Не была ли часть рукописи изъята именно во время этого просмотра? И как раз та часть, которая через несколько лет оказалась собственностью Маттеи? Вот какой напрашивался щекотливый вопрос!
Профессор Тремер, осведомленный о безупречной репутации знаменитого эллиниста, не допускал, конечно, такой оскорбительной мысли. Но тут ему пришлось столкнуться с новыми фактами, установленными опытным архивным следопытом С. А. Белокуровым. После встречи с Тремером Белокуров тоже заинтересовался судьбой ценной греческой рукописи. Он решил во что бы то ни стало выяснить, каким образом она раздвоилась и как могла потом одна ее половина таинственно исчезнуть из московского архива и очутиться через некоторое время на родине изучавшего ее иностранного ученого?
Белокуров решил прежде всего навести кое-какие справки в канцелярии Московского университета, по приглашению которого Маттеи еще в 1772 году впервые приехал в Россию. Но архив этой канцелярии сгорел вместе с университетской библиотекой во время пожара Москвы при нашествии французов в 1812 году.
По случайно уцелевшим в университете документам удалось установить, что указом Екатерины II от 28 апреля 1782 года ординарному профессору[4] Московского университета Христиану Фридриху Маттеи было присвоено звание коллежского асессора. В 1784 году он стал уже надворным советником, но в том же году неожиданно уволился «по нездоровью своему и фамильным нуждам» и вернулся на родину.

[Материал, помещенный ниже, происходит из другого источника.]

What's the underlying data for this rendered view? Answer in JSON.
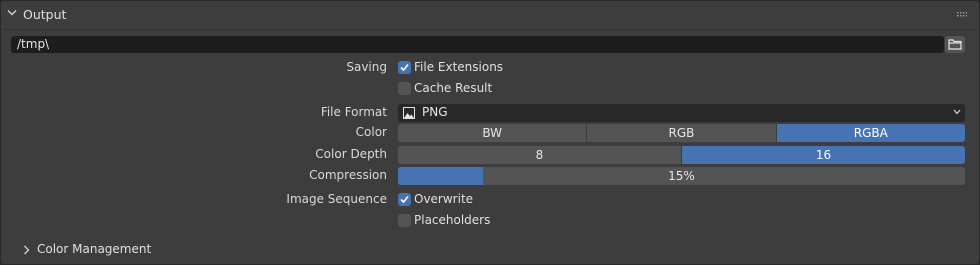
{
  "panel": {
    "title": "Output"
  },
  "output_path": {
    "value": "/tmp\\"
  },
  "saving": {
    "label": "Saving",
    "file_extensions": {
      "label": "File Extensions",
      "checked": true
    },
    "cache_result": {
      "label": "Cache Result",
      "checked": false
    }
  },
  "file_format": {
    "label": "File Format",
    "value": "PNG"
  },
  "color": {
    "label": "Color",
    "options": [
      "BW",
      "RGB",
      "RGBA"
    ],
    "selected": "RGBA"
  },
  "color_depth": {
    "label": "Color Depth",
    "options": [
      "8",
      "16"
    ],
    "selected": "16"
  },
  "compression": {
    "label": "Compression",
    "value_text": "15%",
    "value": 0.15
  },
  "image_sequence": {
    "label": "Image Sequence",
    "overwrite": {
      "label": "Overwrite",
      "checked": true
    },
    "placeholders": {
      "label": "Placeholders",
      "checked": false
    }
  },
  "color_management": {
    "title": "Color Management"
  },
  "colors": {
    "accent": "#4772b3",
    "panel": "#3d3d3d",
    "widget": "#545454"
  }
}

Когда же князь Потемкин через русского посла при саксонском дворе предложил ученому снова приехать в Россию для занятия кафедры древней филологии в создаваемом в Екатеринославе университете, Маттеи опять сослался на недомогание, не помешавшее ему, впрочем, исполнять хлопотливую должность ректора известной Мейссенской провинциальной школы, а также преподавать в Виттенбергском университете. Но в 1804 году эллинист после двадцатилетнего перерыва все же возвратился в Москву, где в 1811 году и умер. Могила его и сейчас выделяется на бывшем Немецком кладбище своим огромным гранитным памятником.
«Христиан Фридрих Маттеи, — прочел Белокуров в «Словаре профессоров и преподавателей Московского университета», — был истинно ученый и просвещенный муж, пользовавшийся величайшим уважением не только при Московском университете и вообще в России, но и во всем ученом европейском мире. Он обладал обширными и разносторонними познаниями по различным отраслям наук».
Но Белокурова интересовала не столько служебная деятельность маститого ученого, сколько та, которая протекала вне стен университета. О ней тоже не забыл упомянуть словоохотливый биограф.
«Два наших книгохранилища, библиотеки святейшего синода и синодальной типографии, представляли обильный и драгоценный материал для искусного деятеля на поприще классической древности», — сообщал автор этой большой биографической статьи.
Двенадцать лет подряд занимался Маттеи описанием рукописей двух московских синодальных библиотек и в течение этого времени издавал свои труды, неизменно посвящая их какому-нибудь влиятельному лицу: князю Потемкину, самой императрице, а позже — ее сыновьям и внукам.
Так, Александру I он сделал пять «всеподданнейших подношений», за которые каждый раз получал от царя бриллиантовый перстень. Кроме того, ему была выдана еще тысяча талеров из «кабинета его величества».
В списке древних рукописей, ставших известными научному миру благодаря Маттеи, был упомянут — это не ускользнуло от внимания Белокурова — и не находившийся в патриаршей библиотеке Гомеров «Гимн Деметре».
Все, что узнал Белокуров о Маттеи из официальных источников, сводилось к тому, что «он был одним из тех знаменитых иностранцев, которые вполне оправдали свое призвание и сделались достойными уважения и благодарности при жизни и после смерти».
Такой бескорыстный служитель науки, конечно, не мог похитить драгоценную рукопись и продать ее за границу. Но Белокуров привык верить только фактам и поэтому решил собрать исчерпывающие сведения о вероятном похитителе рукописи, установив прежде всего, кто такой коллежский асессор Карташов.
Белокуров выяснил, что чиновник с такой фамилией никогда не служил в Главном архиве министерства иностранных дел. Белокуров просмотрел сведения, представленные московскими домовладельцами вплоть до 1793 года, и нашел одного майора, одного купца и одного дворового человека, носивших фамилию Карташов. Коллежский же асессор с такой фамилией нигде не числился.